Was doing a new construction inspection today and it just so happened that the city electrical inspector and I wound up at the panels at the same time. We were comparing notes on deficiencies and I mentioned that I had not yet seen a bonding connection to the gas piping. He had not either. I told him I’d take a look for it when I was in the mechanical room in case it was there and we each proceeded with our individual inspections.
He came and tracked me down later to tell me that according to his office, they have been permitting the electrical contractors to rely on the egc at the furnace as the bonding means. I pulled the make-up cover off the furnace so we could make sure that the unit was grounded and discussed it a bit further. The egc inside the furnace was only 14AWG and it was on the appliance side of the gas appliance connector. It just didn’t seem right to rely on this as the bonding means. He said he would follow up as did I.
Well the AHJ tracked me down a little later and handed me a sheet of paper and said the reference was in NEC article 250-104 (this was a good city inspector to work with).

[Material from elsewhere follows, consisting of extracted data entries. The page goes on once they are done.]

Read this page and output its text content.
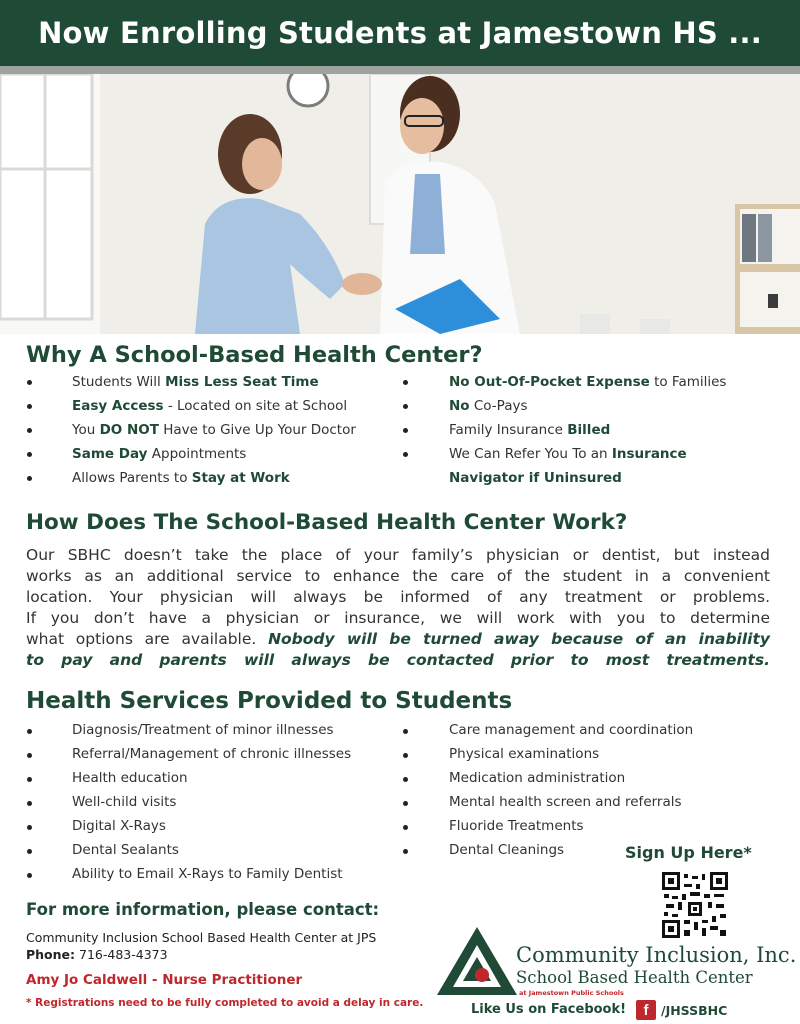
Now Enrolling Students at Jamestown HS ...
Why A School-Based Health Center?
Students Will Miss Less Seat Time
Easy Access - Located on site at School
You DO NOT Have to Give Up Your Doctor
Same Day Appointments
Allows Parents to Stay at Work
No Out-Of-Pocket Expense to Families
No Co-Pays
Family Insurance Billed
We Can Refer You To an Insurance
Navigator if Uninsured
How Does The School-Based Health Center Work?
Our SBHC doesn’t take the place of your family’s physician or dentist, but instead
works as an additional service to enhance the care of the student in a convenient
location. Your physician will always be informed of any treatment or problems.
If you don’t have a physician or insurance, we will work with you to determine
what options are available. Nobody will be turned away because of an inability
to pay and parents will always be contacted prior to most treatments.
Health Services Provided to Students
Diagnosis/Treatment of minor illnesses
Referral/Management of chronic illnesses
Health education
Well-child visits
Digital X-Rays
Dental Sealants
Ability to Email X-Rays to Family Dentist
Care management and coordination
Physical examinations
Medication administration
Mental health screen and referrals
Fluoride Treatments
Dental Cleanings	Sign Up Here*
For more information, please contact:
Community Inclusion School Based Health Center at JPS
Phone: 716-483-4373
Amy Jo Caldwell - Nurse Practitioner
* Registrations need to be fully completed to avoid a delay in care.
Community Inclusion, Inc.
School Based Health Center
at Jamestown Public Schools
Like Us on Facebook!	f	/JHSSBHC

So back at the office, I peruse the article and find this under subsection B
Interested in thoughts on this alternative bonding means from our resident master electricians. There was no separate jumper from the egc in the furnace cabinet for the metal gas piping so the control valve and the flexible appliance connector with be part of the bonding path. It just doesn’t “feel right” to me. Is a separate jumper required from the metal gas pipe to the egc when doing it this way?